18/07/2017  |   |   | 

Le ministre, qui a remis sa feuille de route au premier ministre le 15 juin, veut que l’écologie aille au-delà de son ministère et devienne une orientation globale pour l’ensemble du gouvernement.

C’est une feuille de route ambitieuse que le ministère de la transition écologique et solidaire a transmise aux services du premier ministre. Pas moins de dix priorités, de l’énergie à l’économie circulaire, des océans et la biodiversité jusqu’à l’agriculture, sans oublier la finance verte ou l’innovation sociale et solidaire. Nicolas Hulot entend faire de l’écologie non pas une prérogative de son ministère, mais une orientation globale pour l’ensemble du gouvernement. Il propose « un projet de société » passant par la transformation de l’ensemble des secteurs économiques.

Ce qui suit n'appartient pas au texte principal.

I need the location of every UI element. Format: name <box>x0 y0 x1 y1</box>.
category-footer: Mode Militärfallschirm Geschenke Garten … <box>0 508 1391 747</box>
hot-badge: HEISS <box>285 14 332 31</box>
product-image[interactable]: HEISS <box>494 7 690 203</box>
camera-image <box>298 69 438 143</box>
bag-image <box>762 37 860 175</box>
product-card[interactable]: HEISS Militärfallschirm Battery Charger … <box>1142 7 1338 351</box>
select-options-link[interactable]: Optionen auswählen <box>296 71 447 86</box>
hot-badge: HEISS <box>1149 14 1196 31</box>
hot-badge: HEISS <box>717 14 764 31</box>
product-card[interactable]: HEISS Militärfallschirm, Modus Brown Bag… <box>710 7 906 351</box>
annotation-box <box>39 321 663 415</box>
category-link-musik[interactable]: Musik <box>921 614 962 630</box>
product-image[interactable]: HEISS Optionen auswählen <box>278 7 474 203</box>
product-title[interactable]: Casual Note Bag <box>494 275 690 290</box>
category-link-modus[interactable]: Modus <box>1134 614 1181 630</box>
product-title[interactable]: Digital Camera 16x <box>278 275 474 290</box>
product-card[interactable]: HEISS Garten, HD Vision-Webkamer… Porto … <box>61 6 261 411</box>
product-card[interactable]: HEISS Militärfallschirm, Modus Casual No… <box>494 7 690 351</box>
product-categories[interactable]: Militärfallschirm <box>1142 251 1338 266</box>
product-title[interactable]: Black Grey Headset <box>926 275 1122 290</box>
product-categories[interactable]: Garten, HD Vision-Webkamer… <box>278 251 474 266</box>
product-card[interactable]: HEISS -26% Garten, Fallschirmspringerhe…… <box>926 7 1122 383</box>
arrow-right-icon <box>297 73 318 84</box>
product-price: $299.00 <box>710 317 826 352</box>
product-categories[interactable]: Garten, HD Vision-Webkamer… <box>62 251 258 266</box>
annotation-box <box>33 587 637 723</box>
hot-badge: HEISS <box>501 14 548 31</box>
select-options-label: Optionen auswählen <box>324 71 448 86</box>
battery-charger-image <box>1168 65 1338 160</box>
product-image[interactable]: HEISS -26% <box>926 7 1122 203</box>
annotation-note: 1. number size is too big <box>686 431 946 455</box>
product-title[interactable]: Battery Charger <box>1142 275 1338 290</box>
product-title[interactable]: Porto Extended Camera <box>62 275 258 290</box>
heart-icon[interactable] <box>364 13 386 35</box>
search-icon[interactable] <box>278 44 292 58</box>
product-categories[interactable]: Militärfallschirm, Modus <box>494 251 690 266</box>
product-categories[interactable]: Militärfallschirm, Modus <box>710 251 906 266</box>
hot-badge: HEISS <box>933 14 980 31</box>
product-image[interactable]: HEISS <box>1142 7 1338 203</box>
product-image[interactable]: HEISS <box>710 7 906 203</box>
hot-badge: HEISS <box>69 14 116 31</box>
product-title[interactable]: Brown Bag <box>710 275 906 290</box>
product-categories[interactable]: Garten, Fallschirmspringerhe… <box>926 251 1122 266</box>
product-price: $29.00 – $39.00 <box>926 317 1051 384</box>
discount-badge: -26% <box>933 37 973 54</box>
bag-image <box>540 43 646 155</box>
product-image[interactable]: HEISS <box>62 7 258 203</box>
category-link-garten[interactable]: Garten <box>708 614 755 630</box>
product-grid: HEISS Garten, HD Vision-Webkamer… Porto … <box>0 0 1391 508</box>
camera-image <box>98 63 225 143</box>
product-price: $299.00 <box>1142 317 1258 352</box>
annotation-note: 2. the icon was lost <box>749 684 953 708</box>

Le document transmis à Matignon le 15 juin, que Le Monde a pu lire, affirme d’emblée l’ambition : « Une stratégie nationale et interministérielle ». Cette dimension a été confirmée par le chef de l’Etat lui-même. En concluant les travaux de la conférence sur « le pacte mondial pour l’environnement », samedi 24 juin, à l’université parisienne de la Sorbonne, Emmanuel Macron a affirmé la nécessité « d’une forte volonté politique relayée par l’ensemble du gouvernement ».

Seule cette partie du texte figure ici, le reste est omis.